Mutual fund and ETF flows sharply lower in 2015: Morningstar

The U.S. fund industry had new asset flows of $263 billion, or less than half of the $580 billion in 2014. Asia showed the strongest organic growth rate, at 18.6%, according to Morningstar's fourth annual Global Asset Flows Report.

At $949 billion, total worldwide flows of mutual fund and exchange-traded products (ETP) in 2015 were sharply lower than the $1.4 trillion that flowed into funds globally in 2014, according to Morningstar, Inc.’s fourth annual Global Asset Flows Report.

The U.S. fund industry had new asset flows of $263 billion, or less than half of the $580 billion in 2014. Asia showed the strongest organic growth rate, at 18.6%.

“2015 brought growing uncertainty for markets worldwide, fueled by changes in monetary policies in the United States and Europe, slowing economic growth around the world, and slumping commodity prices, especially oil,” said Alina Lamy, senior markets analyst for Morningstar, in a release.

“Whereas U.S.-domiciled funds attracted the largest flows in 2014, we saw smaller and more evenly distributed flows across regions in 2015. Equity funds led category groups globally in terms of annual inflows, although 2015’s intake of $305 billion was smaller than the $476 billion these funds collected in 2014.”

Morningstar’s Global Asset Flows Report also found that:

Allocation funds registered the second-largest inflows, with $171 billion. They outpaced fixed income funds, which posted inflows of $132 billion.   

Alternative funds saw double-digit organic growth for the second consecutive year—the highest rate among global category groups. Investors sought diversification and consistent returns amid uncertainty in the equity and fixed income categories.

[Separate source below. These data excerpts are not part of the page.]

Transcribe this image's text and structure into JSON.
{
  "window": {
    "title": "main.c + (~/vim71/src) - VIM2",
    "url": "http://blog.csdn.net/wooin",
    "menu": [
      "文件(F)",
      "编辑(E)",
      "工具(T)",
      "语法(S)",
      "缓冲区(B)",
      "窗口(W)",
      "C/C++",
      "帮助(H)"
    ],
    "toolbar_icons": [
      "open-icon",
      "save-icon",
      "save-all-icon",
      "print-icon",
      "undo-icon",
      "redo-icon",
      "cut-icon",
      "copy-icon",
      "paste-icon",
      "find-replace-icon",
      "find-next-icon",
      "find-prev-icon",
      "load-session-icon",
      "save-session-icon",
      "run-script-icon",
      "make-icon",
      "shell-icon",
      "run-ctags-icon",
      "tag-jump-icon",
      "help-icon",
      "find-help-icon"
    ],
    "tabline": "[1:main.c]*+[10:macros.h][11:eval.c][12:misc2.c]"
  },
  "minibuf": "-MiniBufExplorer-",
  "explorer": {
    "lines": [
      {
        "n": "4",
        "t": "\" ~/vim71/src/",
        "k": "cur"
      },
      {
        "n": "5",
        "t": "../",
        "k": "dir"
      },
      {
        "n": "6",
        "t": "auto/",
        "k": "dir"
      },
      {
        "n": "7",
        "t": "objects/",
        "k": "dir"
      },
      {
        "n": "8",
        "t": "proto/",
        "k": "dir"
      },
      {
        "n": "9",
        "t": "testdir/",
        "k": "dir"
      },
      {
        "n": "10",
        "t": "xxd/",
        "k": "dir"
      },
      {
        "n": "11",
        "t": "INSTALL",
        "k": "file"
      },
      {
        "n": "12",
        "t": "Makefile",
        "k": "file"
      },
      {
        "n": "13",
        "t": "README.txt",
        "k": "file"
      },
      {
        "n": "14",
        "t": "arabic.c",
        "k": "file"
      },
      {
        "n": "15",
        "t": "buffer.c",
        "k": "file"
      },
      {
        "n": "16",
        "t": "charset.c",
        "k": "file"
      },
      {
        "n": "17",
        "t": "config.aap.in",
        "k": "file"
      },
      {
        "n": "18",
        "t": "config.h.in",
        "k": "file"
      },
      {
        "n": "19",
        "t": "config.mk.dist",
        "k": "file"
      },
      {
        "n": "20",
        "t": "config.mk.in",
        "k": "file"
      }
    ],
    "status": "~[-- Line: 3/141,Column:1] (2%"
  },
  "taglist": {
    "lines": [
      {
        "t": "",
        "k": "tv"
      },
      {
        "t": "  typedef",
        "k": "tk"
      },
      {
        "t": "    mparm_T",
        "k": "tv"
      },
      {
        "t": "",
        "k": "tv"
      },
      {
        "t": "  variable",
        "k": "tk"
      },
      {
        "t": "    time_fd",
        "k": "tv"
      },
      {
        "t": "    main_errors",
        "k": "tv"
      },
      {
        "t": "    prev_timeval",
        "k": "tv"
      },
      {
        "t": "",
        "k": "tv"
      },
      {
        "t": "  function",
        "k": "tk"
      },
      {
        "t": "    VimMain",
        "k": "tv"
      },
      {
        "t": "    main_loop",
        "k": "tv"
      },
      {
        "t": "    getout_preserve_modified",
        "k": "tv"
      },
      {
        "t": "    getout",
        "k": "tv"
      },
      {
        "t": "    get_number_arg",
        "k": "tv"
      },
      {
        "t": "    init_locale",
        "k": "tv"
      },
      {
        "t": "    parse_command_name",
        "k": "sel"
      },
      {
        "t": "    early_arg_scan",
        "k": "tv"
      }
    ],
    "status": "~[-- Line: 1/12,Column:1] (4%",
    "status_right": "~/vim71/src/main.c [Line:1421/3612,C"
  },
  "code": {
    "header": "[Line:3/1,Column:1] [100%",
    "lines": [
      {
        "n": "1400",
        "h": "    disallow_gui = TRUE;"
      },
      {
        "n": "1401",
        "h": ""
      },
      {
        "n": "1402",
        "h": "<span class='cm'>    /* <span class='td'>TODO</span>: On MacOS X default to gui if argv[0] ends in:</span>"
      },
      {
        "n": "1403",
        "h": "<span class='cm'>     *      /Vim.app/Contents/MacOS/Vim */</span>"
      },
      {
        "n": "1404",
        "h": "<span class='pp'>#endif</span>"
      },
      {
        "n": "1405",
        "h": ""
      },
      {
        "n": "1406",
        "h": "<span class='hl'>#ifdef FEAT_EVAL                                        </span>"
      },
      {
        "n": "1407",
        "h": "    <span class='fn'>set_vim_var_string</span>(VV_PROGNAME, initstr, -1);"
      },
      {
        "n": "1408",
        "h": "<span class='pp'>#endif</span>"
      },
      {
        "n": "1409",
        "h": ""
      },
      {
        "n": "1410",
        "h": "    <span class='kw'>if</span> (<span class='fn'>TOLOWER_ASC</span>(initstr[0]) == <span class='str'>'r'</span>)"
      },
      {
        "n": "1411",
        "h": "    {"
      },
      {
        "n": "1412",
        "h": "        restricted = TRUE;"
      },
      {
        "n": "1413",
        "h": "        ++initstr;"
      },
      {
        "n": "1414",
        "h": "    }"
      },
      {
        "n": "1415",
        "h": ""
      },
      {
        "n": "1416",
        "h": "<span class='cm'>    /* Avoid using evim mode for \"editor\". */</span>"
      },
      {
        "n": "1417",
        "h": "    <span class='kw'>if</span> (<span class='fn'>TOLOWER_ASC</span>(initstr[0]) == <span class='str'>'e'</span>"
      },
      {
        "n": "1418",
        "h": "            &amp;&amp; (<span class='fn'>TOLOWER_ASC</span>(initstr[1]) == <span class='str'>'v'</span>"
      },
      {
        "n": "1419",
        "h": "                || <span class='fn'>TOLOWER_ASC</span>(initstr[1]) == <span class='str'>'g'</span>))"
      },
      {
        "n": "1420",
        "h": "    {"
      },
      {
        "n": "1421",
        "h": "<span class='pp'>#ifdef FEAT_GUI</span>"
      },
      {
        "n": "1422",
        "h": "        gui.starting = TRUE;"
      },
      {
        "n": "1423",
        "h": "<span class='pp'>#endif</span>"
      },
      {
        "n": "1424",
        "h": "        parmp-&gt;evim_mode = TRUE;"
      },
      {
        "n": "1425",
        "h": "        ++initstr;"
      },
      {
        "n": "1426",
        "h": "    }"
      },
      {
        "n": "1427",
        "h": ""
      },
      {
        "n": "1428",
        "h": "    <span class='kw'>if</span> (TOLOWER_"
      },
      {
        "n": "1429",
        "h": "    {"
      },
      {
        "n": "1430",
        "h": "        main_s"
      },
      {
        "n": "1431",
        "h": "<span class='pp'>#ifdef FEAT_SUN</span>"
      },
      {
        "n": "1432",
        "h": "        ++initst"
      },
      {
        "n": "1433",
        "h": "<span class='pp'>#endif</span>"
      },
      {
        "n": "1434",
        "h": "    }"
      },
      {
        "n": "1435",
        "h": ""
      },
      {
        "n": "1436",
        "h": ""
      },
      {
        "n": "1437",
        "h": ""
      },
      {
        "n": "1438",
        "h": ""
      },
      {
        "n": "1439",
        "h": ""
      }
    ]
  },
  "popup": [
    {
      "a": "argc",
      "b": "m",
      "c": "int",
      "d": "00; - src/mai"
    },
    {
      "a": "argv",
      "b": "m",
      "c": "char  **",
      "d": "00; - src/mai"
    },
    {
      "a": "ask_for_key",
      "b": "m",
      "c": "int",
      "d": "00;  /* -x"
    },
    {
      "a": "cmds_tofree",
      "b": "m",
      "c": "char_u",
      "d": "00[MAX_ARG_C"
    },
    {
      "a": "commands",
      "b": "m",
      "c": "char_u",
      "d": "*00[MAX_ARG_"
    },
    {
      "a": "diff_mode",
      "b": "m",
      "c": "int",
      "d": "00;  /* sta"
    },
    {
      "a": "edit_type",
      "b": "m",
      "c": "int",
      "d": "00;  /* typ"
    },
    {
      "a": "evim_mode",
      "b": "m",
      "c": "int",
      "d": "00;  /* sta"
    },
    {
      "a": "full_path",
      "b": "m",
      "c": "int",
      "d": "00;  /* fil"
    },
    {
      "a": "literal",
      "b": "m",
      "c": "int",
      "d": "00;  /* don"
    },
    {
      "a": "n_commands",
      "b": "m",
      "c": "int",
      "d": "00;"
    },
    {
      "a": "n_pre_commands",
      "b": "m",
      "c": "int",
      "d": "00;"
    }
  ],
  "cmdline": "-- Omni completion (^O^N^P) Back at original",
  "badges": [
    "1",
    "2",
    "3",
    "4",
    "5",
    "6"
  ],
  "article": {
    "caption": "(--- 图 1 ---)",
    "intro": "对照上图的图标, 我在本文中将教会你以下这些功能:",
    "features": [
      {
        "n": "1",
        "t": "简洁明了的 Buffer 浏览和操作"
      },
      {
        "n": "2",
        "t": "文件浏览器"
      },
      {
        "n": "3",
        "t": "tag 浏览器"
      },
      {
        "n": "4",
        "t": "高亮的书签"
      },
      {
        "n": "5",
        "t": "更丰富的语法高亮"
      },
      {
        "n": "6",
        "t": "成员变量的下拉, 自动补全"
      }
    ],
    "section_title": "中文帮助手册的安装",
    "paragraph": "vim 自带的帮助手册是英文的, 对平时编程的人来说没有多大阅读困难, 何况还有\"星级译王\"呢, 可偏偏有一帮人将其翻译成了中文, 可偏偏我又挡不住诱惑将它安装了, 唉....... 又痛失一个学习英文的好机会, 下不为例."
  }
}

The ever-growing popularity of index strategies sent more flows to Vanguard. The majority of the firm’s $251 billion net inflow went to its passive funds. Its active funds gathered inflows of $15 billion. Among active fund providers, Fidelity and J.P. Morgan saw the highest 2015 inflows, with $57 billion and $23 billion, respectively.

For all major regions, the percentage of passive assets in equity funds was larger than the percentage of passive assets in fixed-income funds, and the U.S. had the highest percentage of passive assets of all regions. In the U.S., active funds suffered outflows in 2015 and passive funds attracted inflows of about $400 billion.

Global ETP assets were near $3 trillion at year-end. Equity ETPs hold the majority of assets, but fixed-income and alternative offerings have grown. The United States accounts for the largest volume of ETPs globally.

The report is based on data from some 3,800 fund groups across 82 domiciles, representing more than 92,000 fund portfolios and 220,000 share classes in the U.S., Europe, Australia, and Latin America. Morningstar estimates net flow for mutual funds by computing the change in assets not explained by the performance of the fund and net flow for ETPs by computing the change in shares outstanding.